Good morning Tuesday! I’m so proud to announce that I’ve been feeling really well lately. Could it be therapy or the meds. Or both? Probably both. I recognize my triggers more..I’m allowing them to just kinda roll off my body.
When my partner gets on my nerves I just treat him as a teenager son and ignore him..not that this will work for every situation.. I don’t allow people to walk all over me..I fight back!! So it’s hard to just shut my mouth. I grew up in a hostile environment, where I was told my feelings and thoughts never mattered…and I always had to fight..for what was right, for myself.
I woke up really early 2am..but it’s ok..I needed a shower so I could leave the house on time..the baby is asleep and it’s just easier to shower way before he wakes..things get nuts around here once he’s awake.

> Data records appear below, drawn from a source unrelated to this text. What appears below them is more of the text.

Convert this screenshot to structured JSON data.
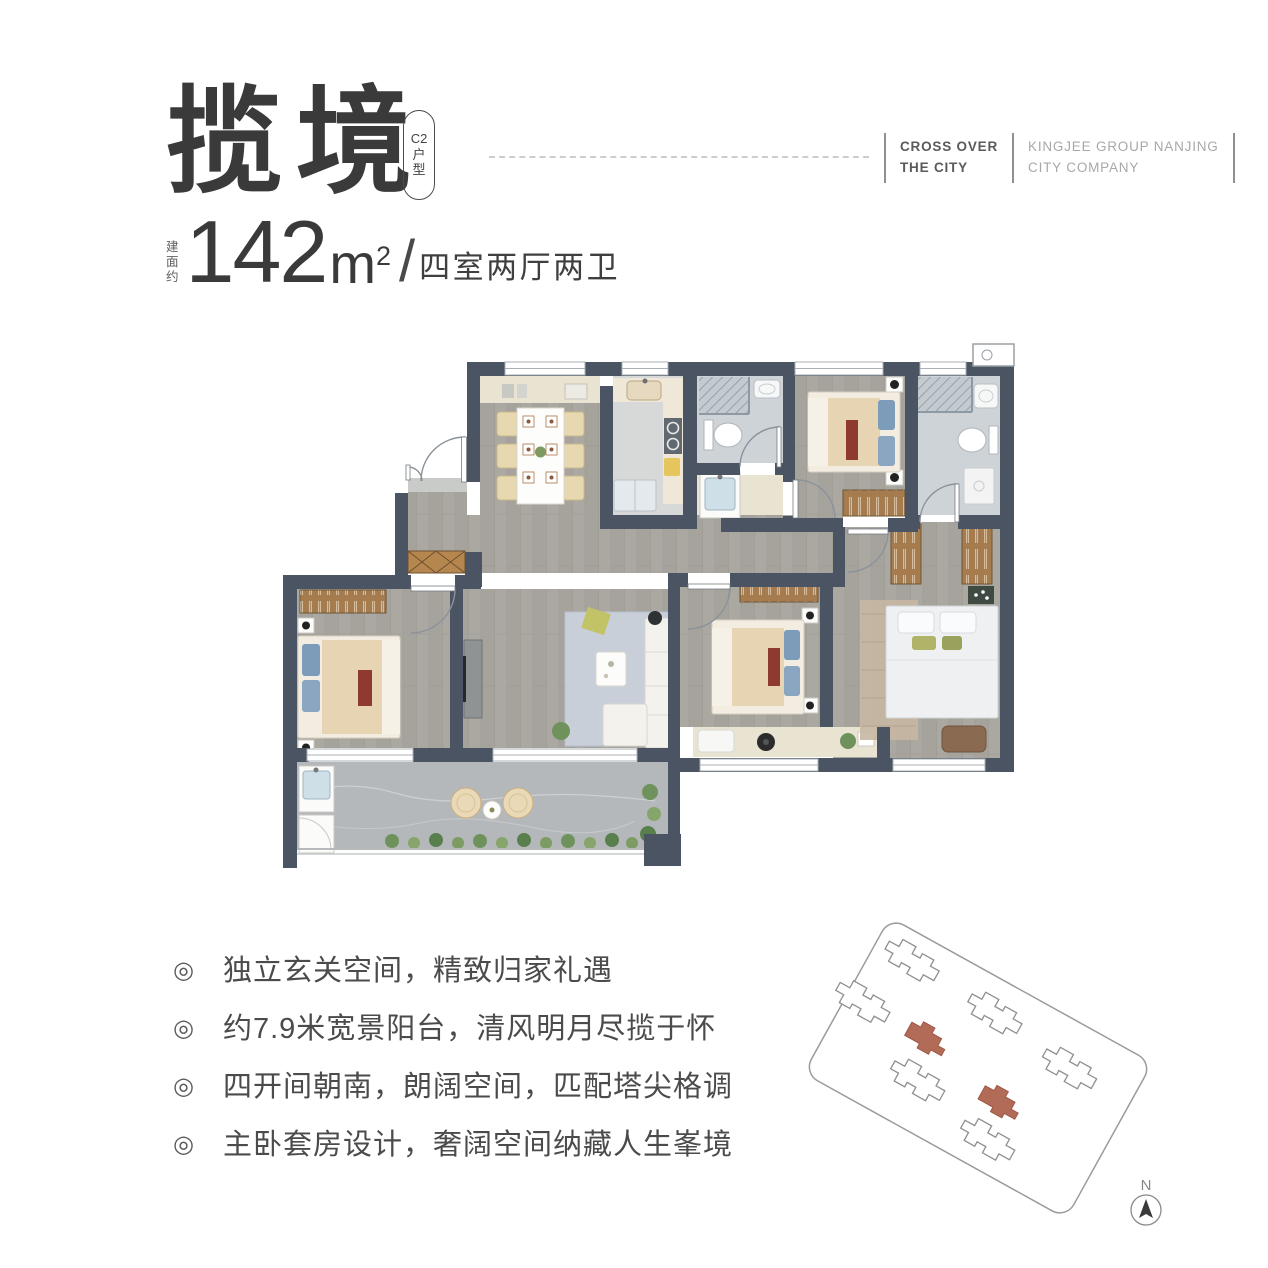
{
  "header": {
    "title": "揽境",
    "type_badge": [
      "C2",
      "户",
      "型"
    ],
    "brand_primary_lines": [
      "CROSS OVER",
      "THE CITY"
    ],
    "brand_secondary_lines": [
      "KINGJEE GROUP NANJING",
      "CITY COMPANY"
    ]
  },
  "spec": {
    "area_prefix_chars": [
      "建",
      "面",
      "约"
    ],
    "area_value": "142",
    "area_unit": "m",
    "area_exponent": "2",
    "separator": "/",
    "layout_text": "四室两厅两卫"
  },
  "features": {
    "marker": "◎",
    "items": [
      "独立玄关空间，精致归家礼遇",
      "约7.9米宽景阳台，清风明月尽揽于怀",
      "四开间朝南，朗阔空间，匹配塔尖格调",
      "主卧套房设计，奢阔空间纳藏人生峯境"
    ]
  },
  "floor_plan": {
    "rooms": [
      "entry",
      "dining",
      "kitchen",
      "bath",
      "laundry",
      "bedroom-2",
      "master-bath",
      "closet",
      "bedroom-3",
      "master-bedroom",
      "living",
      "bedroom-4",
      "balcony",
      "bay-window"
    ],
    "wall_color": "#4a5462",
    "wood_color": "#a6a39d",
    "tile_color": "#e9e3d2",
    "bath_color": "#ced3d7",
    "balcony_color": "#b5b8ba",
    "wardrobe_color": "#a67c4e",
    "bed_color": "#e6d4b2",
    "pillow_color": "#7d9cba",
    "accent_red": "#8e3a30",
    "plant_color": "#6f925d"
  },
  "site_plan": {
    "compass_label": "N",
    "outline_color": "#9a9a9a",
    "building_outline": "#8f8f8f",
    "highlight_color": "#b26b56"
  },
  "colors": {
    "bg": "#ffffff",
    "ink": "#3a3a3a",
    "text": "#4b4b4b",
    "muted": "#a8a8a8",
    "dotted": "#cdcdcd"
  }
}
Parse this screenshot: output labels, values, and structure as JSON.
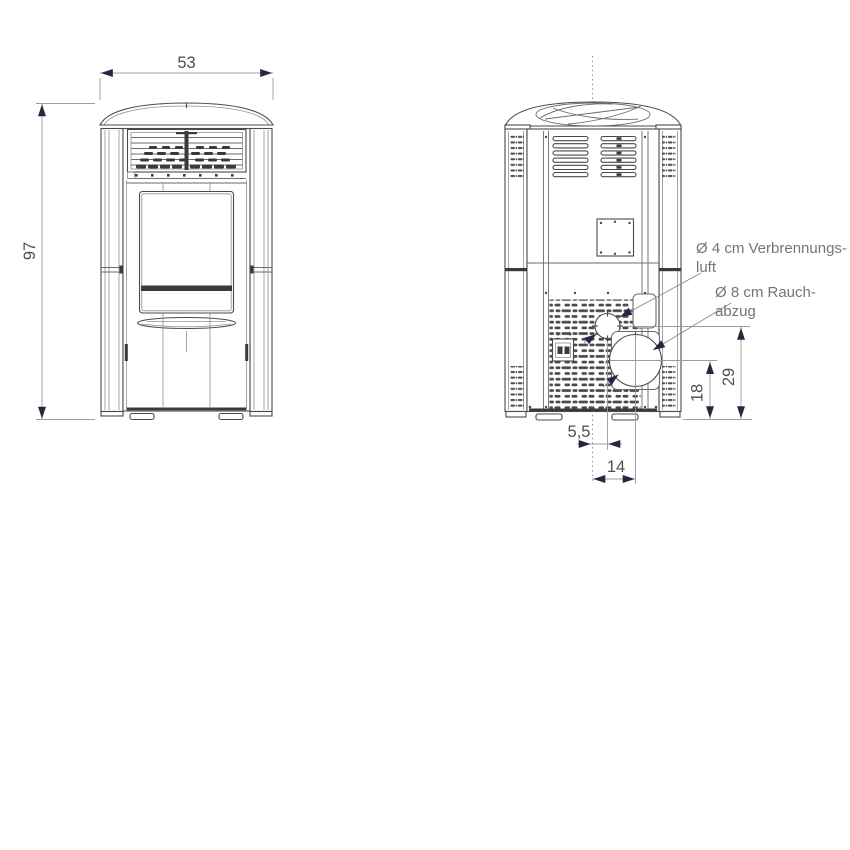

Today is therapy day..which you all know I love and enjoy. My recovery would be nothing without that help. Even though I still need my meds. I haven’t been having as many attacks. I notice I usually get anxiety around 3.. when my family is winding down and I fear I won’t sleep..or when my partner arrives home..he’s my number one trigger..sad, yes. But he’s extremely difficult and mean..even though he cares deeply and loves me more than most married couples. He’s just wired much different than most men..he is all man!! And a really hard ass kinda guy.
Hope your Tuesday is dry and safe..I must get back to cleaning my home and drying my hair. Happy therapy day.